Pour qui roule la Haac ?

Les Béninois qui en raffolent devront se priver du forum de l’émission matinale « Actu Matin » pendant les deux prochaines semaines. Ils devront aussi apprendre à ne plus suivre l’autre émission « A palabre » pendant trois mois.  La Haac, comme à son habitude, a décidé de marcher sur les plates bandes de l’Observatoire de la déontologie et de l’éthique dans les médias(Odem)  et s’est prévalue d’une violation du code de déontologie de la presse pour sanctionner ces deux émissions de grande écoute. La faute déontologique incriminée ici est l’équilibre de l’information, un  principe sacro-saint du métier de journaliste. Et à ce niveau, la Haac a fait œuvre utile de nous le rappeler. Seulement voilà, la déontologie et la rigueur professionnelles ne peuvent ici fermer les yeux sur un certain nombre de considérations. La première est la qualité du média. Canal3, pour peu qu’on puisse se tromper est une chaine privée. Elle n’est donc pas arrimée au pouvoir.

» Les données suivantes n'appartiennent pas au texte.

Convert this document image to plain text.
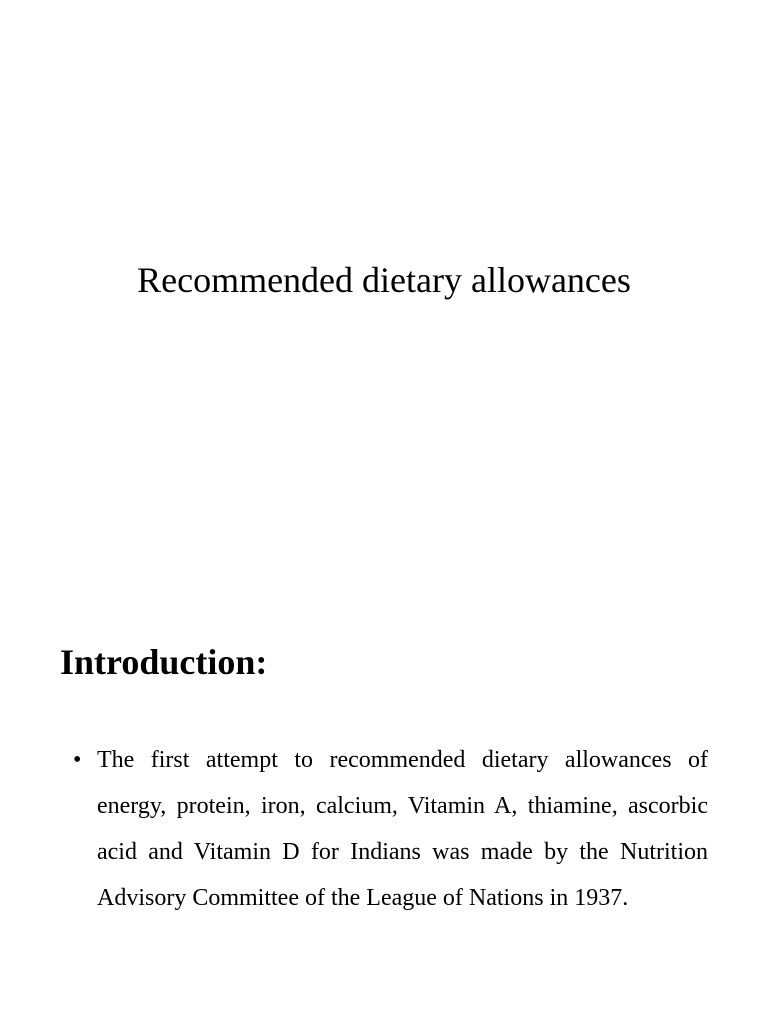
Recommended dietary allowances
Introduction:
• The first attempt to recommended dietary allowances of energy, protein, iron, calcium, Vitamin A, thiamine, ascorbic acid and Vitamin D for Indians was made by the Nutrition Advisory Committee of the League of Nations in 1937.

Le média a la latitude d’opiner, de critiquer et de donner son point de vue sur tel ou tel sujet. Personne ne peut lui en vouloir de critiquer le gouvernement ou de l’encenser. L’essentiel étant de le faire dans les règles de l’art. Dans les grandes démocraties du monde, il existe des médias qui épousent des idéologies politiques et prennent du plaisir à  soutenir même des candidats à diverses élections. Pourtant, ceci ne les empêche pas de recevoir des gens de l’autre camp. Dans une option, on peut être d’accord ou ne pas l’être. On peut critiquer le gouvernement. C’est le principe de la liberté d’opinion mais jamais on ne doit empêcher d’opiner.  Celui qui n’est pas d’accord avec une opinion peut se plaindre au niveau de la chaîne et demander un droit de réponse. Il peut aussi se plaindre devant les tribunaux.  Toutes ces possibilités pourraient être exploitées par quiconque et les décisions du genre ne devraient être que des solutions extrêmes. Car, empêcher une émission c’est fermer un espace de liberté d’opinion pour laquelle plusieurs Béninois se sont battus au prix de leurs vies.  Ce qui écœure plus d’un c’est qu’une telle décision, malgré sa gravité, n’ait été prise que sur aucune base.

Le comble

Sur la seule plainte du Chef de l’Etat, la Haac s’est réunie pour prendre cette décision. Quid des nombreuses plaintes déposées à la Haac par les ténors de l’UN en son temps?. Là où le bât blesse c’est que depuis près d’un mois, Canal3 n’est plus assez critique comme avant.  Certains ont même dit qu’elle a fait un virage à 90° pour se retrouver du côté du pouvoir. Normalement, c’est au moment où les journalistes étaient assez critiques contre le pouvoir que cette décision pourrait avoir son sens. Mais depuis, la chaîne a changé de fusil d’épaule et semble emboucher la trompette de la mouvance présidentielle.  Ces derniers jours, on a vu fréquement  le chef de l’Etat dire publiquement son antipathie pour cette chaîne dont les journalistes «ne font que l’insulter tous les matins», selon lui. Ces plaintes ont-elles réveillé la Haac ? Rien n’est moins sûr au regard de la période de la prise de cette décision. La Haac roulerait-elle pour le Chef  de l’Etat ? On pourrait dire « oui ». Mais il y a mieux à faire à l’Ortb.